La mujer debe ser creativa, sensible, inteligente, porque después del amor, agotado el cuerpo, satisfecha la libido, ¿qué queda? No es que quiera decir que no importe el físico, no hay nada más lindo que un par de senos rozando tu rostro o un espigado par de piernas que te reciben y se agitan nerviosas mientras tus labios recorren sus alargados territorios. La sensualidad de la mujer debe ir acompañada de inteligencia, después del amor sólo quedan sobre la cama dos buenos amigos dispuestos a compartir sus cosas, sus gustos; después del amor, ya satisfechos los dos, no hay nada como quedarse frente a las llamas, contemplando unos ojos inteligentes y una boca que no sólo es capaz de extraerte los más profundos gemidos, una boca que además de besarte expresa conceptos inteligentes y comenta temas interesantes; descubrir que te puedes levantar desnudo por otra taza de café sin que a ella le importe, satisfecha ha dejado de pensar en el sexo, es ahora un ser donde impera la inteligencia. Platicar largamente, sin prisas, trampas o engaños, ni temor a expresar lo que piensas o sientes, sin miedo a ser mal interpretado o a que pueda usarse en tu contra lo que digas. Descubrir que esos oídos de los que te prendiste y todavía hace unos momentos estaban húmedos por tus besos, saben escucharte paciente, largamente.

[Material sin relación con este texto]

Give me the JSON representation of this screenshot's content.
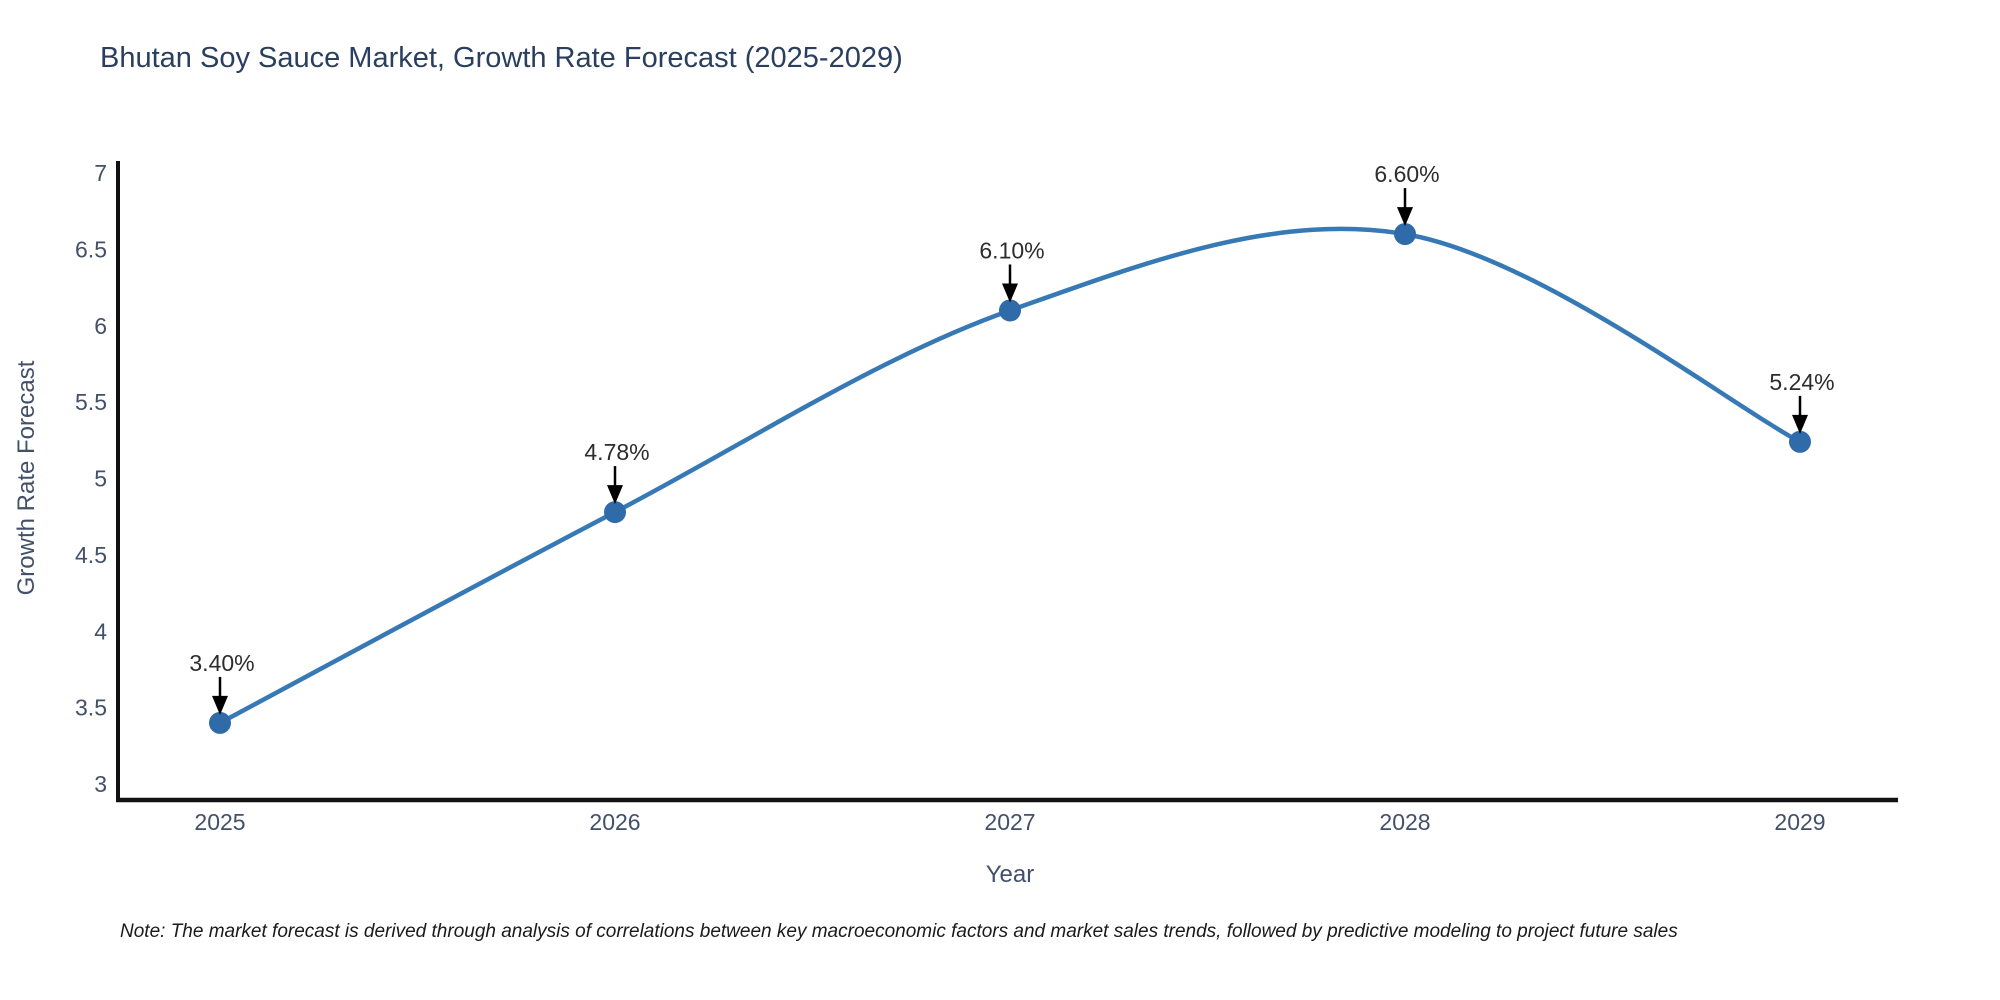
{
  "header": {
    "title": "Bhutan Soy Sauce Market, Growth Rate Forecast (2025-2029)"
  },
  "footnote": "Note: The market forecast is derived through analysis of correlations between key macroeconomic factors and market sales trends, followed by predictive modeling to project future sales",
  "chart_data": {
    "type": "line",
    "title": "Bhutan Soy Sauce Market, Growth Rate Forecast (2025-2029)",
    "xlabel": "Year",
    "ylabel": "Growth Rate Forecast",
    "categories": [
      "2025",
      "2026",
      "2027",
      "2028",
      "2029"
    ],
    "values": [
      3.4,
      4.78,
      6.1,
      6.6,
      5.24
    ],
    "point_labels": [
      "3.40%",
      "4.78%",
      "6.10%",
      "6.60%",
      "5.24%"
    ],
    "ylim": [
      3,
      7
    ],
    "yticks": [
      7,
      6.5,
      6,
      5.5,
      5,
      4.5,
      4,
      3.5,
      3
    ],
    "line_shape": "spline",
    "grid": false,
    "legend_position": "none",
    "annotations_have_arrows": true,
    "colors": {
      "line": "#3779b5",
      "marker": "#2f6ba8",
      "arrow": "#000000",
      "axis_line": "#111111",
      "title_text": "#2a3f5f",
      "axis_text": "#43506a",
      "annotation_text": "#2d2d2d"
    }
  }
}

Después del amor, ¿qué queda?, satisfechos los dos puede quedar el silencio que sólo es roto por el crepitar de los leños, ese silencio que no te atreves a romper. Después del amor quedan unos ojos que resplandecen de felicidad frente a la chimenea y un rostro que sostienes firmemente entre tus manos y te empeñas en memorizar, para el recuerdo, para el maldito recuerdo que nunca te abandonará. Después del amor, después del recuerdo, más allá del olvido puede quedar una habitación vacía, una chimenea apagada, un libro viejo en el que se encierra tu vida y una lágrima que se escapa sin querer al recordar aquellos ojos lindos y sus mejillas como duraznos carnosos entre tus manos.